When I suffered from this symptom, it was usually a case of it happening 'for no apparent reason'. I'd be standing there (in the evenings) with my laptop 'on top' of my cats 'five foot scratch post' (so I didn't have to 'sit down') and then without any 'real warning' - I could start to feel 'random tingling and burning' from within 'various parts of my body':

  • An 'ultra-itch' emanating from 'right inside my spine'. No matter how much I 'scratched my back' that itch just wouldn't 'go away'. Oddly enough, I seemed to 'get this more' half way up my spine (as opposed to where my slipped discs were - two lower back and one upper neck). It felt like a 'mega-itch' from a vertebra 'deep inside'.
  • A 'whole arm tingling' in my left arm. This could be really worrying! For it felt like my arm was 'going to sleep' at the same time - I had to keep 'grasping' for my left arm/hand with my right hand (to ensure it was 'still there'). I'd rub my left arm 'up and down' trying to 'warm it' (sometimes making the tingling worse) - although it would still feel 'cold and clammy' afterwards. I could also have 'panic attacks' here (i.e. worrying about 'heart attacks').
  • A burning sensation 'my left foot's on fire'. I had to 'rotate/bend my eyes downwards' to ensure that there wasn't someone 'holding a blow torch' over my foot!
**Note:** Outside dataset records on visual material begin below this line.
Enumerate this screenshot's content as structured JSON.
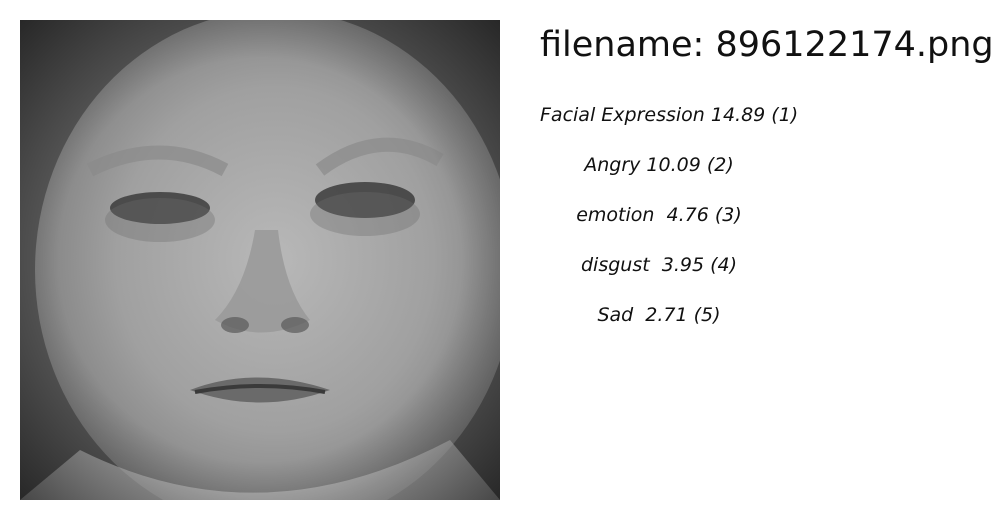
{
  "image": {
    "subject_icon": "child-face-photo",
    "style": "grayscale"
  },
  "filename_label": "filename: 896122174.png",
  "tags": [
    {
      "text": "Facial Expression 14.89 (1)"
    },
    {
      "text": "Angry 10.09 (2)"
    },
    {
      "text": "emotion  4.76 (3)"
    },
    {
      "text": "disgust  3.95 (4)"
    },
    {
      "text": "Sad  2.71 (5)"
    }
  ]
}
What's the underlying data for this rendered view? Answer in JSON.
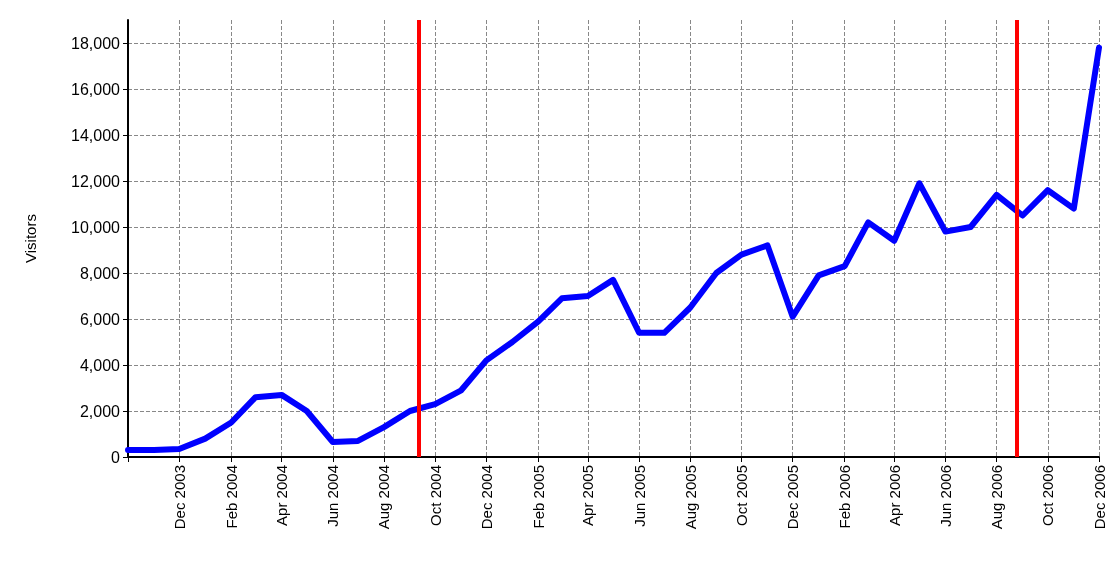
{
  "chart_data": {
    "type": "line",
    "ylabel": "Visitors",
    "x": [
      "2003-10",
      "2003-11",
      "2003-12",
      "2004-01",
      "2004-02",
      "2004-03",
      "2004-04",
      "2004-05",
      "2004-06",
      "2004-07",
      "2004-08",
      "2004-09",
      "2004-10",
      "2004-11",
      "2004-12",
      "2005-01",
      "2005-02",
      "2005-03",
      "2005-04",
      "2005-05",
      "2005-06",
      "2005-07",
      "2005-08",
      "2005-09",
      "2005-10",
      "2005-11",
      "2005-12",
      "2006-01",
      "2006-02",
      "2006-03",
      "2006-04",
      "2006-05",
      "2006-06",
      "2006-07",
      "2006-08",
      "2006-09",
      "2006-10",
      "2006-11",
      "2006-12"
    ],
    "series": [
      {
        "color": "#0000ff",
        "values": [
          300,
          300,
          350,
          800,
          1500,
          2600,
          2700,
          2000,
          650,
          700,
          1300,
          2000,
          2300,
          2900,
          4200,
          5000,
          5900,
          6900,
          7000,
          7700,
          5400,
          5400,
          6500,
          8000,
          8800,
          9200,
          6100,
          7900,
          8300,
          10200,
          9400,
          11900,
          9800,
          10000,
          11400,
          10500,
          11600,
          10800,
          17800
        ]
      }
    ],
    "xlim": [
      "2003-10",
      "2006-12"
    ],
    "xticks": [
      {
        "value": "2003-10",
        "label": null
      },
      {
        "value": "2003-12",
        "label": "Dec 2003"
      },
      {
        "value": "2004-02",
        "label": "Feb 2004"
      },
      {
        "value": "2004-04",
        "label": "Apr 2004"
      },
      {
        "value": "2004-06",
        "label": "Jun 2004"
      },
      {
        "value": "2004-08",
        "label": "Aug 2004"
      },
      {
        "value": "2004-10",
        "label": "Oct 2004"
      },
      {
        "value": "2004-12",
        "label": "Dec 2004"
      },
      {
        "value": "2005-02",
        "label": "Feb 2005"
      },
      {
        "value": "2005-04",
        "label": "Apr 2005"
      },
      {
        "value": "2005-06",
        "label": "Jun 2005"
      },
      {
        "value": "2005-08",
        "label": "Aug 2005"
      },
      {
        "value": "2005-10",
        "label": "Oct 2005"
      },
      {
        "value": "2005-12",
        "label": "Dec 2005"
      },
      {
        "value": "2006-02",
        "label": "Feb 2006"
      },
      {
        "value": "2006-04",
        "label": "Apr 2006"
      },
      {
        "value": "2006-06",
        "label": "Jun 2006"
      },
      {
        "value": "2006-08",
        "label": "Aug 2006"
      },
      {
        "value": "2006-10",
        "label": "Oct 2006"
      },
      {
        "value": "2006-12",
        "label": "Dec 2006"
      }
    ],
    "ylim": [
      0,
      19000
    ],
    "yticks": [
      0,
      {
        "value": 2000,
        "label": "2,000"
      },
      {
        "value": 4000,
        "label": "4,000"
      },
      {
        "value": 6000,
        "label": "6,000"
      },
      {
        "value": 8000,
        "label": "8,000"
      },
      {
        "value": 10000,
        "label": "10,000"
      },
      {
        "value": 12000,
        "label": "12,000"
      },
      {
        "value": 14000,
        "label": "14,000"
      },
      {
        "value": 16000,
        "label": "16,000"
      },
      {
        "value": 18000,
        "label": "18,000"
      }
    ],
    "ref_lines": [
      {
        "axis": "x",
        "value": "2004-09-12",
        "color": "#ff0000"
      },
      {
        "axis": "x",
        "value": "2006-08-25",
        "color": "#ff0000"
      }
    ],
    "grid": true,
    "marker": "none",
    "line_style": "solid"
  }
}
It could also feel like that fire sensation was 'spreading up' my left leg, to the point where I was 'in a furnace'. This would then become a 'red hot poker' in the back of my left leg's calf muscle (although sometimes the burning sensation would originate from my calf muscle, whereas my left foot 'was fine'). Oddly enough, I don't recall these 'on fire sensations' ever occurring within my right leg or foot - being instead 'a further quirk' of the randomness that you're subjected to (whilst you're recovering).
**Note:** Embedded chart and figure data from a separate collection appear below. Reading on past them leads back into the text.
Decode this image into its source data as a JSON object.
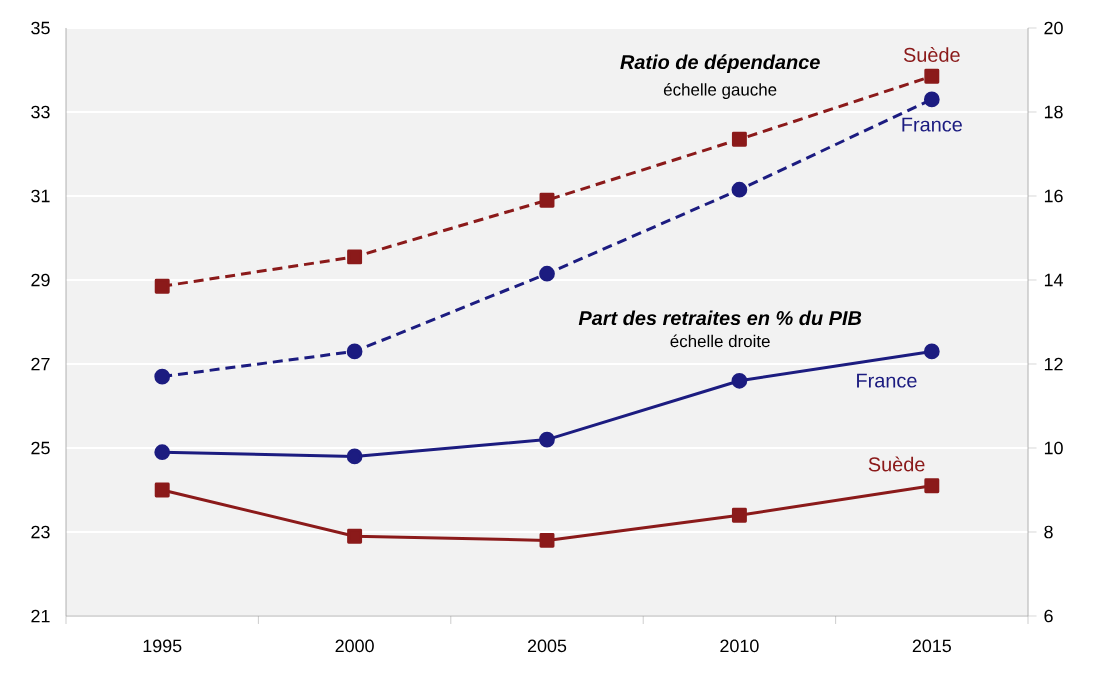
{
  "chart_data": {
    "type": "line",
    "categories": [
      "1995",
      "2000",
      "2005",
      "2010",
      "2015"
    ],
    "series": [
      {
        "name": "Suède",
        "color": "#8b1a1a",
        "values": [
          28.85,
          29.55,
          30.9,
          32.35,
          33.85
        ],
        "marker": "square",
        "line_style": "dashed"
      },
      {
        "name": "France",
        "color": "#1c1c80",
        "values": [
          26.7,
          27.3,
          29.15,
          31.15,
          33.3
        ],
        "marker": "circle",
        "line_style": "dashed"
      },
      {
        "name": "France",
        "color": "#1c1c80",
        "values": [
          9.9,
          9.8,
          10.2,
          11.6,
          12.3
        ],
        "marker": "circle",
        "line_style": "solid",
        "axis": "y2"
      },
      {
        "name": "Suède",
        "color": "#8b1a1a",
        "values": [
          9.0,
          7.9,
          7.8,
          8.4,
          9.1
        ],
        "marker": "square",
        "line_style": "solid",
        "axis": "y2"
      }
    ],
    "ylim": [
      21,
      35
    ],
    "yticks": [
      21,
      23,
      25,
      27,
      29,
      31,
      33,
      35
    ],
    "y2lim": [
      6,
      20
    ],
    "y2ticks": [
      6,
      8,
      10,
      12,
      14,
      16,
      18,
      20
    ],
    "grid": "y",
    "annotations": [
      "Ratio de dépendance",
      "échelle gauche",
      "Part des retraites en % du PIB",
      "échelle droite"
    ]
  }
}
I classify all such symptoms as 'tingling sensations' - because these 'random discomforts' will feel like (hot or cold) 'pins and needles', but on a 'bigger and more painful scale' ... I found this to be so, for both the 'size of the affected area' and the 'intensity of the tingling sensation'. For on some evenings, it felt like I'd 'dived into' a swimming pool 'full of itching powder' - only here (instead of 'itching powder') it was the slipped discs 'pushing on the nerves' within my body, with the symptoms being felt 'further along the nerves'. And whilst your suffering with such symptoms, you won't be able to help 'putting into context' other peoples 'silly little itches' - such as those that I heard 'being said' at dance class: with my friends feet, necks or arms 'all itching' at one time or another. They'd 'go to scratch' their itches (and resolve them). But no matter what I did, the itches 'deep inside my spine' would NOT 'go away'. There wasn't anything 'that I could do' - I just had to 'stand there' and try to ignore 'the tingling sensations' for several months! Although saying that, there is one particular phrase which 'comes to mind' (from an episode of the World at War) - which is said by 'an older man':

You get used to it. You can get used to anything!

Which is certainly true, of the tingling sensations 'that you shall encounter' whilst you're recovering from slipped discs.